Almost ready for stain and varnish


----------



## tony1928 (Apr 22, 2010)

That's some nice work Gordon. I've yet to see a stand for a tank that size/heavy using feet. Pretty cool design.


----------



## neven (May 15, 2010)

beauitful work gordon looks great without the varnish


----------



## gklaw (May 31, 2010)

tony1928 said:


> That's some nice work Gordon. I've yet to see a stand for a tank that size/heavy using feet. Pretty cool design.


Thanks,

Honestly, neither have I  But absolutely confidently that it will hold. I was going to put 8 levellers under it but no confidence that they would stand 1,200 lbs. The legs are solid aluminum and the disc under each legs is 2.5" diameter. My wife's Yamaha C5 is only sitting on three plastic disc.

Okay, I have a 150gallon plexiglass sitting around, I will load test it before delivery  Mmmm, need to check with HotSpike if this is on a plywood floor though?
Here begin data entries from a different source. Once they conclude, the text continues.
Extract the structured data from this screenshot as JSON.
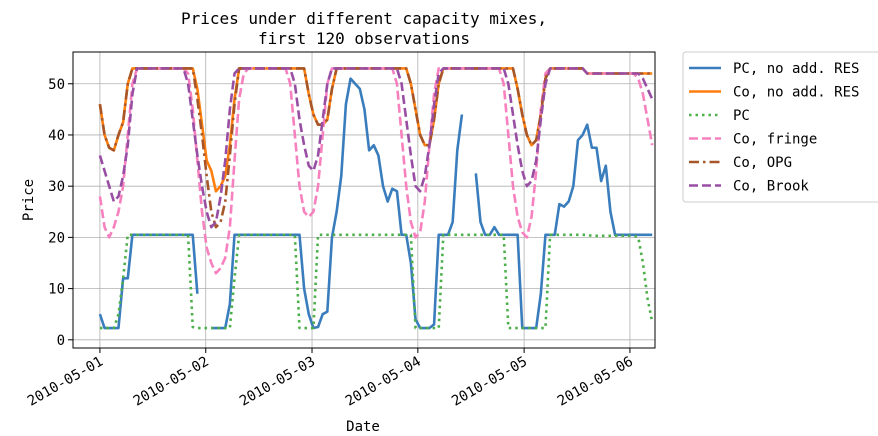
{
  "chart_data": {
    "type": "line",
    "title": [
      "Prices under different capacity mixes,",
      "first 120 observations"
    ],
    "x_label": "Date",
    "y_label": "Price",
    "x": [
      0,
      1,
      2,
      3,
      4,
      5,
      6,
      7,
      8,
      9,
      10,
      11,
      12,
      13,
      14,
      15,
      16,
      17,
      18,
      19,
      20,
      21,
      22,
      23,
      24,
      25,
      26,
      27,
      28,
      29,
      30,
      31,
      32,
      33,
      34,
      35,
      36,
      37,
      38,
      39,
      40,
      41,
      42,
      43,
      44,
      45,
      46,
      47,
      48,
      49,
      50,
      51,
      52,
      53,
      54,
      55,
      56,
      57,
      58,
      59,
      60,
      61,
      62,
      63,
      64,
      65,
      66,
      67,
      68,
      69,
      70,
      71,
      72,
      73,
      74,
      75,
      76,
      77,
      78,
      79,
      80,
      81,
      82,
      83,
      84,
      85,
      86,
      87,
      88,
      89,
      90,
      91,
      92,
      93,
      94,
      95,
      96,
      97,
      98,
      99,
      100,
      101,
      102,
      103,
      104,
      105,
      106,
      107,
      108,
      109,
      110,
      111,
      112,
      113,
      114,
      115,
      116,
      117,
      118,
      119
    ],
    "series": [
      {
        "name": "PC, no add. RES",
        "color": "#3a7dbd",
        "style": "solid",
        "values": [
          5,
          2.3,
          2.3,
          2.3,
          2.3,
          12,
          12,
          20.5,
          20.5,
          20.5,
          20.5,
          20.5,
          20.5,
          20.5,
          20.5,
          20.5,
          20.5,
          20.5,
          20.5,
          20.5,
          20.5,
          9,
          null,
          null,
          2.3,
          2.3,
          2.3,
          2.3,
          7,
          20.5,
          20.5,
          20.5,
          20.5,
          20.5,
          20.5,
          20.5,
          20.5,
          20.5,
          20.5,
          20.5,
          20.5,
          20.5,
          20.5,
          20.5,
          10,
          5,
          2.3,
          2.5,
          5,
          5.5,
          20,
          25,
          32,
          46,
          51,
          50,
          49,
          45,
          37,
          38,
          36,
          30,
          27,
          29.5,
          29,
          20.5,
          20.5,
          15,
          4,
          2.3,
          2.3,
          2.3,
          3,
          20.5,
          20.5,
          20.5,
          23,
          37,
          44,
          null,
          null,
          32.5,
          23,
          20.5,
          20.5,
          22,
          20.5,
          20.5,
          20.5,
          20.5,
          20.5,
          2.3,
          2.3,
          2.3,
          2.3,
          9,
          20.5,
          20.5,
          20.5,
          26.5,
          26,
          27,
          30,
          39,
          40,
          42,
          37.5,
          37.5,
          31,
          34,
          25,
          20.5,
          20.5,
          20.5,
          20.5,
          20.5,
          20.5,
          20.5,
          20.5,
          20.5
        ]
      },
      {
        "name": "Co, no add. RES",
        "color": "#ff7f0e",
        "style": "solid",
        "values": [
          46,
          40,
          37.5,
          37,
          40,
          42.5,
          50,
          53,
          53,
          53,
          53,
          53,
          53,
          53,
          53,
          53,
          53,
          53,
          53,
          53,
          53,
          49,
          42,
          35,
          33,
          29,
          30,
          32,
          38,
          47,
          53,
          53,
          53,
          53,
          53,
          53,
          53,
          53,
          53,
          53,
          53,
          53,
          53,
          53,
          53,
          48,
          44,
          42,
          42,
          43,
          49,
          53,
          53,
          53,
          53,
          53,
          53,
          53,
          53,
          53,
          53,
          53,
          53,
          53,
          53,
          53,
          53,
          50,
          45,
          40,
          38,
          38,
          43,
          50,
          53,
          53,
          53,
          53,
          53,
          53,
          53,
          53,
          53,
          53,
          53,
          53,
          53,
          53,
          53,
          53,
          49,
          44,
          40,
          38,
          39,
          44,
          51,
          53,
          53,
          53,
          53,
          53,
          53,
          53,
          53,
          52,
          52,
          52,
          52,
          52,
          52,
          52,
          52,
          52,
          52,
          52,
          52,
          52,
          52,
          52
        ]
      },
      {
        "name": "PC",
        "color": "#4daf4a",
        "style": "dotted",
        "values": [
          2.3,
          2.3,
          2.3,
          2.3,
          5,
          12,
          20.5,
          20.5,
          20.5,
          20.5,
          20.5,
          20.5,
          20.5,
          20.5,
          20.5,
          20.5,
          20.5,
          20.5,
          20.5,
          20.5,
          2.5,
          2.3,
          2.3,
          2.3,
          2.3,
          2.3,
          2.3,
          2.3,
          2.3,
          12,
          20.5,
          20.5,
          20.5,
          20.5,
          20.5,
          20.5,
          20.5,
          20.5,
          20.5,
          20.5,
          20.5,
          20.5,
          20.5,
          2.3,
          2.3,
          2.3,
          2.3,
          20.5,
          20.5,
          20.5,
          20.5,
          20.5,
          20.5,
          20.5,
          20.5,
          20.5,
          20.5,
          20.5,
          20.5,
          20.5,
          20.5,
          20.5,
          20.5,
          20.5,
          20.5,
          20.5,
          20.5,
          20.5,
          2.3,
          2.3,
          2.3,
          2.3,
          2.3,
          2.3,
          20.5,
          20.5,
          20.5,
          20.5,
          20.5,
          20.5,
          20.5,
          20.5,
          20.5,
          20.5,
          20.5,
          20.5,
          20.5,
          20.5,
          2.3,
          2.3,
          2.3,
          2.3,
          2.3,
          2.3,
          2.3,
          2.3,
          2.3,
          20.5,
          20.5,
          20.5,
          20.5,
          20.5,
          20.5,
          20.5,
          20.5,
          20.5,
          20.3,
          20.3,
          20.3,
          20.3,
          20.3,
          20.3,
          20.3,
          20.3,
          20.3,
          20.3,
          20,
          15,
          8,
          3.5
        ]
      },
      {
        "name": "Co, fringe",
        "color": "#f781bf",
        "style": "dashed",
        "values": [
          28,
          22,
          20,
          22,
          25,
          30,
          40,
          50,
          53,
          53,
          53,
          53,
          53,
          53,
          53,
          53,
          53,
          53,
          53,
          52,
          45,
          35,
          25,
          18,
          15,
          13,
          14,
          16,
          22,
          35,
          47,
          52,
          53,
          53,
          53,
          53,
          53,
          53,
          53,
          53,
          53,
          50,
          40,
          30,
          25,
          24,
          25,
          30,
          40,
          50,
          53,
          53,
          53,
          53,
          53,
          53,
          53,
          53,
          53,
          53,
          53,
          53,
          53,
          53,
          50,
          40,
          30,
          23,
          20,
          21,
          27,
          38,
          48,
          53,
          53,
          53,
          53,
          53,
          53,
          53,
          53,
          53,
          53,
          53,
          53,
          53,
          53,
          50,
          40,
          30,
          24,
          21,
          20,
          24,
          33,
          45,
          52,
          53,
          53,
          53,
          53,
          53,
          53,
          53,
          53,
          52,
          52,
          52,
          52,
          52,
          52,
          52,
          52,
          52,
          52,
          52,
          51,
          48,
          43,
          38
        ]
      },
      {
        "name": "Co, OPG",
        "color": "#a65628",
        "style": "dashdot",
        "values": [
          46,
          40,
          37.5,
          37,
          40,
          42.5,
          50,
          53,
          53,
          53,
          53,
          53,
          53,
          53,
          53,
          53,
          53,
          53,
          53,
          53,
          53,
          47,
          40,
          32,
          25,
          22,
          23,
          27,
          36,
          46,
          53,
          53,
          53,
          53,
          53,
          53,
          53,
          53,
          53,
          53,
          53,
          53,
          53,
          53,
          53,
          48,
          44,
          42,
          42,
          43,
          49,
          53,
          53,
          53,
          53,
          53,
          53,
          53,
          53,
          53,
          53,
          53,
          53,
          53,
          53,
          53,
          53,
          50,
          45,
          40,
          38,
          38,
          43,
          50,
          53,
          53,
          53,
          53,
          53,
          53,
          53,
          53,
          53,
          53,
          53,
          53,
          53,
          53,
          53,
          53,
          49,
          44,
          40,
          38,
          39,
          44,
          51,
          53,
          53,
          53,
          53,
          53,
          53,
          53,
          53,
          52,
          52,
          52,
          52,
          52,
          52,
          52,
          52,
          52,
          52,
          52,
          52,
          52,
          52,
          52
        ]
      },
      {
        "name": "Co, Brook",
        "color": "#984ea3",
        "style": "dashed",
        "values": [
          36,
          33,
          30,
          27,
          28,
          32,
          38,
          48,
          53,
          53,
          53,
          53,
          53,
          53,
          53,
          53,
          53,
          53,
          53,
          50,
          43,
          36,
          30,
          25,
          22,
          23,
          28,
          35,
          45,
          52,
          53,
          53,
          53,
          53,
          53,
          53,
          53,
          53,
          53,
          53,
          53,
          53,
          50,
          43,
          38,
          34,
          33,
          36,
          43,
          50,
          53,
          53,
          53,
          53,
          53,
          53,
          53,
          53,
          53,
          53,
          53,
          53,
          53,
          53,
          53,
          50,
          43,
          36,
          30,
          29,
          32,
          38,
          46,
          52,
          53,
          53,
          53,
          53,
          53,
          53,
          53,
          53,
          53,
          53,
          53,
          53,
          53,
          53,
          50,
          44,
          38,
          33,
          30,
          31,
          35,
          43,
          50,
          53,
          53,
          53,
          53,
          53,
          53,
          53,
          53,
          52,
          52,
          52,
          52,
          52,
          52,
          52,
          52,
          52,
          52,
          52,
          52,
          51,
          49,
          47
        ]
      }
    ],
    "xlim": [
      -5.8,
      119.6
    ],
    "xticks": [
      {
        "value": 0,
        "label": "2010-05-01"
      },
      {
        "value": 22.8,
        "label": "2010-05-02"
      },
      {
        "value": 45.7,
        "label": "2010-05-03"
      },
      {
        "value": 68.5,
        "label": "2010-05-04"
      },
      {
        "value": 91.4,
        "label": "2010-05-05"
      },
      {
        "value": 114.2,
        "label": "2010-05-06"
      }
    ],
    "ylim": [
      -1.6,
      56.2
    ],
    "yticks": [
      0,
      10,
      20,
      30,
      40,
      50
    ],
    "grid": true,
    "legend": "outside upper right"
  }
}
Will check with my structural engineers friend about 300 lb on plywood.



neven said:


> beauitful work gordon looks great without the varnish


Thanks, wait till it gets two coats of stain and 3 coats of varnish and wet sanding with 600 grit.


----------



## gklaw (May 31, 2010)

*Complete and Ready for Stain*

Well stand and matching canopy on top are essentially complete and ready for stain and varnish.
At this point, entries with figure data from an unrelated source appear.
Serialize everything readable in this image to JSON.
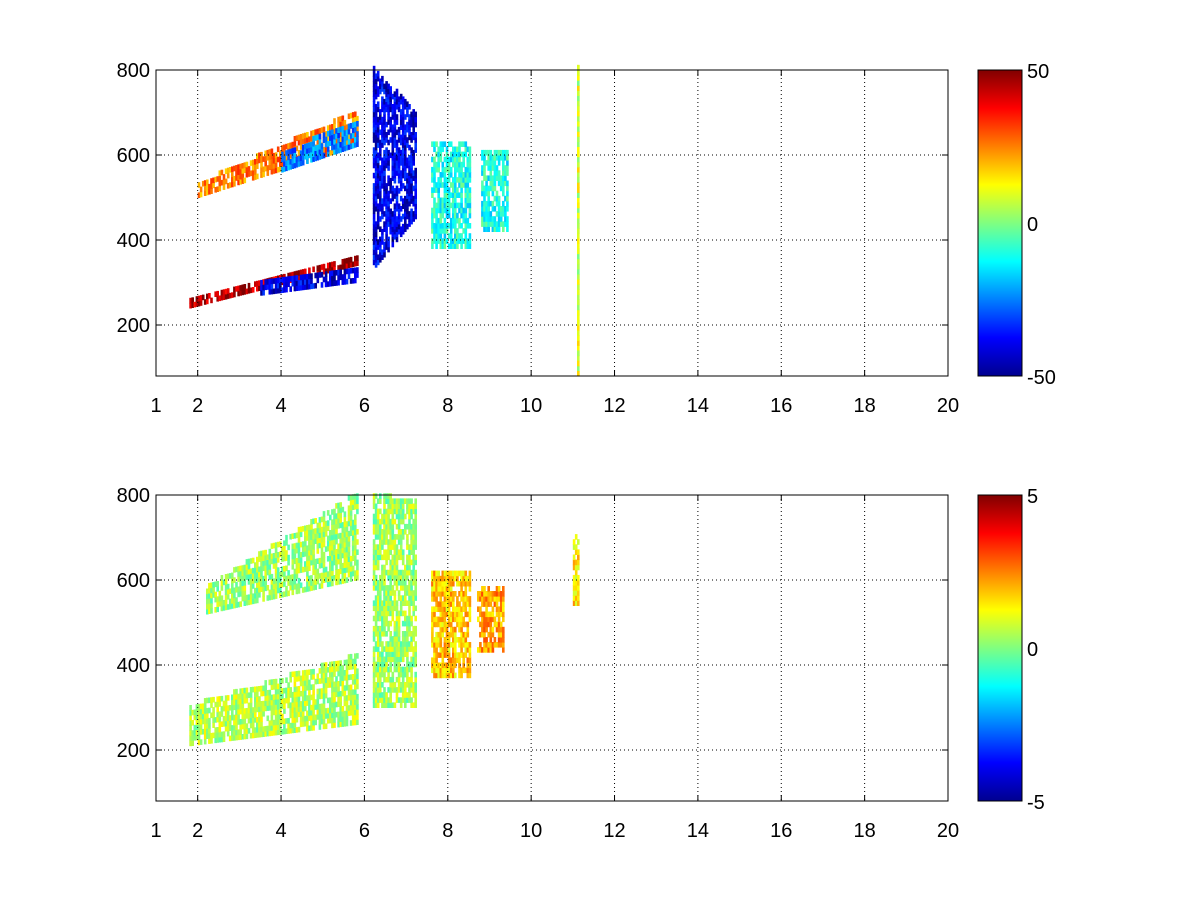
{
  "chart_data": [
    {
      "type": "heatmap",
      "title": "",
      "xlabel": "",
      "ylabel": "",
      "xlim": [
        1,
        20
      ],
      "ylim": [
        80,
        800
      ],
      "xticks": [
        1,
        2,
        4,
        6,
        8,
        10,
        12,
        14,
        16,
        18,
        20
      ],
      "yticks": [
        200,
        400,
        600,
        800
      ],
      "grid": true,
      "colormap": "jet",
      "clim": [
        -50,
        50
      ],
      "colorbar_ticks": [
        -50,
        0,
        50
      ],
      "xtick_labels": [
        "1",
        "2",
        "4",
        "6",
        "8",
        "10",
        "12",
        "14",
        "16",
        "18",
        "20"
      ],
      "ytick_labels": [
        "200",
        "400",
        "600",
        "800"
      ],
      "colorbar_labels": [
        "50",
        "0",
        "-50"
      ],
      "features": [
        {
          "description_value": "positive band",
          "x": [
            1.8,
            5.8
          ],
          "y_start": [
            240,
            340
          ],
          "y_end": [
            260,
            360
          ],
          "value": 45
        },
        {
          "description_value": "negative band",
          "x": [
            3.5,
            5.8
          ],
          "y_start": [
            270,
            300
          ],
          "y_end": [
            300,
            330
          ],
          "value": -40
        },
        {
          "description_value": "positive band",
          "x": [
            2,
            5.8
          ],
          "y_start": [
            500,
            620
          ],
          "y_end": [
            530,
            700
          ],
          "value": 25
        },
        {
          "description_value": "negative band",
          "x": [
            4,
            5.8
          ],
          "y_start": [
            560,
            620
          ],
          "y_end": [
            600,
            680
          ],
          "value": -25
        },
        {
          "description_value": "negative cluster",
          "x": [
            6.2,
            7.2
          ],
          "y_start": [
            330,
            450
          ],
          "y_end": [
            800,
            700
          ],
          "value": -40
        },
        {
          "description_value": "mixed cluster",
          "x": [
            7.6,
            8.5
          ],
          "y_start": [
            380,
            380
          ],
          "y_end": [
            620,
            620
          ],
          "value": -10
        },
        {
          "description_value": "mixed cluster",
          "x": [
            8.8,
            9.4
          ],
          "y_start": [
            420,
            420
          ],
          "y_end": [
            600,
            600
          ],
          "value": -10
        },
        {
          "description_value": "vertical stripe",
          "x": [
            11.1,
            11.1
          ],
          "y_start": [
            80,
            80
          ],
          "y_end": [
            800,
            800
          ],
          "value": 8
        }
      ]
    },
    {
      "type": "heatmap",
      "title": "",
      "xlabel": "",
      "ylabel": "",
      "xlim": [
        1,
        20
      ],
      "ylim": [
        80,
        800
      ],
      "xticks": [
        1,
        2,
        4,
        6,
        8,
        10,
        12,
        14,
        16,
        18,
        20
      ],
      "yticks": [
        200,
        400,
        600,
        800
      ],
      "grid": true,
      "colormap": "jet",
      "clim": [
        -5,
        5
      ],
      "colorbar_ticks": [
        -5,
        0,
        5
      ],
      "xtick_labels": [
        "1",
        "2",
        "4",
        "6",
        "8",
        "10",
        "12",
        "14",
        "16",
        "18",
        "20"
      ],
      "ytick_labels": [
        "200",
        "400",
        "600",
        "800"
      ],
      "colorbar_labels": [
        "5",
        "0",
        "-5"
      ],
      "features": [
        {
          "description_value": "lower band",
          "x": [
            1.8,
            5.8
          ],
          "y_start": [
            210,
            260
          ],
          "y_end": [
            300,
            420
          ],
          "value": 0.5
        },
        {
          "description_value": "upper band",
          "x": [
            2.2,
            5.8
          ],
          "y_start": [
            520,
            600
          ],
          "y_end": [
            580,
            800
          ],
          "value": 0.3
        },
        {
          "description_value": "cluster",
          "x": [
            6.2,
            7.2
          ],
          "y_start": [
            300,
            300
          ],
          "y_end": [
            800,
            780
          ],
          "value": 0.3
        },
        {
          "description_value": "cluster",
          "x": [
            7.6,
            8.5
          ],
          "y_start": [
            370,
            370
          ],
          "y_end": [
            620,
            620
          ],
          "value": 1.8
        },
        {
          "description_value": "cluster",
          "x": [
            8.7,
            9.3
          ],
          "y_start": [
            430,
            430
          ],
          "y_end": [
            580,
            580
          ],
          "value": 2.2
        },
        {
          "description_value": "streak",
          "x": [
            11.0,
            11.1
          ],
          "y_start": [
            540,
            540
          ],
          "y_end": [
            700,
            700
          ],
          "value": 1.5
        }
      ]
    }
  ]
}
Legs have been replaced with a base.


----------



## charles (Apr 21, 2010)

simply beautiful


----------



## rich16 (Mar 25, 2011)

Wow, that's very nice work...impressive!


----------



## bigfry (Apr 21, 2010)

Very nice work!


----------



## Tazzy_toon (Jul 25, 2011)

Wow Gordon, that is very impressive. Looks beautiful. Very sleek and modern. Great job.


----------



## The Guy (Nov 26, 2010)

Hey Gordon I think you have found your new profession, great looking workmanship!


----------



## gklaw (May 31, 2010)

charles said:


> simply beautiful


Thanks Charles. I like your "simply." My personal choice is almost simple clean line for the elegance. Well cost in mind as well.

I do appreciate heavy mouldings if cost is no object. Anyone has lot of $ for fancy oak moulding and want to give me a challenge :lol:



Clown Lover said:


> Hey Gordon I think you have found your new profession, great looking workmanship!
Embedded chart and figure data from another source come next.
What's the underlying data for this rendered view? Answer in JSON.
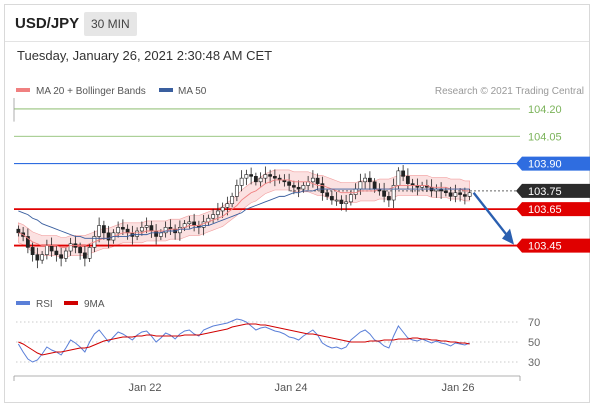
{
  "header": {
    "symbol": "USD/JPY",
    "timeframe": "30 MIN",
    "datetime": "Tuesday, January 26, 2021 2:30:48 AM CET"
  },
  "legend": {
    "ma20": "MA 20 + Bollinger Bands",
    "ma50": "MA 50",
    "credit": "Research © 2021 Trading Central",
    "rsi": "RSI",
    "nine_ma": "9MA"
  },
  "colors": {
    "ma20": "#f08080",
    "ma50": "#3a5f9f",
    "resistance_blue": "#2f6de0",
    "support_red": "#e00000",
    "target_green": "#7bb35a",
    "rsi": "#5a7fd8",
    "nine_ma": "#d00000"
  },
  "chart_data": {
    "type": "candlestick",
    "instrument": "USD/JPY",
    "interval": "30 MIN",
    "ylim": [
      103.25,
      104.26
    ],
    "x_ticks": [
      "Jan 22",
      "Jan 24",
      "Jan 26"
    ],
    "price_levels": [
      {
        "value": 104.2,
        "label": "104.20",
        "style": "target"
      },
      {
        "value": 104.05,
        "label": "104.05",
        "style": "target"
      },
      {
        "value": 103.9,
        "label": "103.90",
        "style": "resistance"
      },
      {
        "value": 103.75,
        "label": "103.75",
        "style": "current"
      },
      {
        "value": 103.65,
        "label": "103.65",
        "style": "support"
      },
      {
        "value": 103.45,
        "label": "103.45",
        "style": "support"
      }
    ],
    "forecast_arrow": {
      "from": 103.74,
      "to": 103.45
    },
    "close_series": [
      103.52,
      103.5,
      103.44,
      103.4,
      103.37,
      103.4,
      103.45,
      103.42,
      103.4,
      103.38,
      103.42,
      103.46,
      103.44,
      103.41,
      103.38,
      103.44,
      103.5,
      103.56,
      103.52,
      103.48,
      103.52,
      103.55,
      103.54,
      103.52,
      103.5,
      103.53,
      103.55,
      103.56,
      103.53,
      103.5,
      103.52,
      103.55,
      103.54,
      103.52,
      103.55,
      103.57,
      103.58,
      103.56,
      103.55,
      103.58,
      103.6,
      103.62,
      103.64,
      103.66,
      103.68,
      103.72,
      103.78,
      103.82,
      103.84,
      103.83,
      103.8,
      103.82,
      103.84,
      103.83,
      103.82,
      103.81,
      103.8,
      103.78,
      103.77,
      103.76,
      103.78,
      103.8,
      103.82,
      103.79,
      103.74,
      103.72,
      103.7,
      103.7,
      103.68,
      103.69,
      103.73,
      103.76,
      103.8,
      103.82,
      103.8,
      103.76,
      103.75,
      103.72,
      103.7,
      103.78,
      103.86,
      103.83,
      103.79,
      103.78,
      103.77,
      103.78,
      103.77,
      103.75,
      103.76,
      103.75,
      103.74,
      103.72,
      103.74,
      103.73,
      103.72,
      103.74
    ],
    "ma20_series": [
      103.52,
      103.51,
      103.49,
      103.47,
      103.46,
      103.45,
      103.45,
      103.45,
      103.45,
      103.44,
      103.44,
      103.45,
      103.45,
      103.45,
      103.45,
      103.46,
      103.47,
      103.48,
      103.49,
      103.49,
      103.5,
      103.51,
      103.52,
      103.52,
      103.52,
      103.52,
      103.52,
      103.53,
      103.53,
      103.53,
      103.53,
      103.53,
      103.54,
      103.54,
      103.54,
      103.55,
      103.56,
      103.56,
      103.56,
      103.57,
      103.58,
      103.59,
      103.6,
      103.61,
      103.63,
      103.65,
      103.67,
      103.7,
      103.72,
      103.74,
      103.75,
      103.77,
      103.79,
      103.8,
      103.81,
      103.81,
      103.81,
      103.81,
      103.8,
      103.8,
      103.8,
      103.8,
      103.79,
      103.78,
      103.78,
      103.77,
      103.76,
      103.75,
      103.74,
      103.74,
      103.74,
      103.74,
      103.75,
      103.75,
      103.75,
      103.75,
      103.76,
      103.76,
      103.76,
      103.77,
      103.78,
      103.78,
      103.78,
      103.78,
      103.78,
      103.78,
      103.78,
      103.77,
      103.77,
      103.77,
      103.77,
      103.76,
      103.76,
      103.76,
      103.75,
      103.75
    ],
    "bb_width": 0.055,
    "ma50_series": [
      103.64,
      103.63,
      103.62,
      103.6,
      103.59,
      103.57,
      103.56,
      103.55,
      103.54,
      103.53,
      103.52,
      103.51,
      103.5,
      103.5,
      103.49,
      103.49,
      103.49,
      103.49,
      103.49,
      103.49,
      103.5,
      103.5,
      103.5,
      103.5,
      103.51,
      103.51,
      103.51,
      103.51,
      103.52,
      103.52,
      103.52,
      103.53,
      103.53,
      103.53,
      103.54,
      103.54,
      103.54,
      103.55,
      103.55,
      103.56,
      103.56,
      103.57,
      103.58,
      103.59,
      103.6,
      103.61,
      103.62,
      103.63,
      103.65,
      103.66,
      103.67,
      103.68,
      103.69,
      103.7,
      103.71,
      103.72,
      103.72,
      103.73,
      103.74,
      103.74,
      103.75,
      103.75,
      103.75,
      103.76,
      103.76,
      103.76,
      103.76,
      103.76,
      103.76,
      103.76,
      103.76,
      103.76,
      103.76,
      103.76,
      103.76,
      103.76,
      103.76,
      103.76,
      103.76,
      103.76,
      103.76,
      103.76,
      103.76,
      103.76,
      103.76,
      103.76,
      103.76,
      103.76,
      103.76,
      103.76,
      103.76,
      103.76,
      103.76,
      103.76,
      103.76,
      103.76
    ],
    "rsi": {
      "ylim": [
        22,
        78
      ],
      "levels": [
        70,
        50,
        30
      ],
      "rsi_series": [
        48,
        40,
        33,
        30,
        32,
        38,
        45,
        42,
        40,
        37,
        44,
        52,
        49,
        45,
        40,
        50,
        58,
        62,
        56,
        50,
        55,
        60,
        58,
        55,
        52,
        57,
        60,
        61,
        56,
        50,
        54,
        59,
        57,
        53,
        58,
        61,
        62,
        58,
        56,
        62,
        64,
        66,
        67,
        68,
        69,
        71,
        73,
        72,
        70,
        66,
        62,
        64,
        65,
        63,
        61,
        60,
        58,
        55,
        54,
        52,
        56,
        59,
        62,
        57,
        49,
        46,
        44,
        45,
        43,
        45,
        52,
        56,
        60,
        62,
        58,
        52,
        50,
        46,
        44,
        56,
        66,
        60,
        54,
        52,
        51,
        53,
        51,
        49,
        51,
        49,
        48,
        46,
        49,
        48,
        47,
        49
      ],
      "nine_ma_series": [
        50,
        48,
        45,
        42,
        39,
        37,
        38,
        39,
        40,
        40,
        41,
        42,
        43,
        44,
        44,
        45,
        47,
        49,
        51,
        52,
        53,
        54,
        55,
        55,
        55,
        56,
        56,
        57,
        57,
        56,
        56,
        56,
        56,
        56,
        56,
        57,
        57,
        57,
        57,
        58,
        59,
        60,
        61,
        62,
        63,
        65,
        66,
        67,
        68,
        68,
        68,
        67,
        67,
        66,
        65,
        64,
        63,
        62,
        61,
        60,
        59,
        58,
        58,
        57,
        56,
        55,
        54,
        53,
        52,
        51,
        50,
        50,
        50,
        50,
        51,
        51,
        51,
        52,
        52,
        52,
        53,
        53,
        53,
        54,
        54,
        53,
        53,
        52,
        52,
        51,
        51,
        50,
        50,
        49,
        49,
        48
      ]
    }
  }
}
Thanks Laurie. A profession is only viable if you can pay the bills, feed the kids, and have enough left over for the fish hobby and toys in the shop. As is, there is not enough money yet to pay for the toys. The fish and kids are neglected


----------



## gklaw (May 31, 2010)

*The Best Moment of Woodworking*

Well guys and gals. This is the moment I think a woodworker live for - after all the splinters in the fingers and saw dust in the eyes.

It is messy but it is when the "personality" of the wood is unveiled. I don't think the 90KB pics do justice (need to learn the Photbucket way  ).

The 3 coats of varnish coming up is just preserving and protecting this beauty.

Mike, thanks for picking an awesome colour. Certainly a keeper. Mind if I chop off a corner of the door for sample. Haha.

That was A LOT of staining (and stain). 1.5 hours worth and may be another coat on the doors yet!


----------



## gklaw (May 31, 2010)

*The Finished Goods*

Well all wrap up may be a final touch with 600 grit wet sanding.

Also will be running outlet boxes inside the centre portion and mounting lights in the canopy.


----------



## Tazzy_toon (Jul 25, 2011)

Wow Gordon, that looks stunning. Nice Job.

Maybe next time I drop by i can show you how to use photobucket, it's quite simple and wouldn't take more then 10 mins. Won't be for awhile tho, still having trouble on slopes.

Again, very nice.


----------



## AWW (Apr 22, 2010)

What a beautie! I love it.


----------



## Sanctum38 (Oct 2, 2011)

Wonderful!
You had a dream, and it turned out amazing. Cant wait to see it in full use!


----------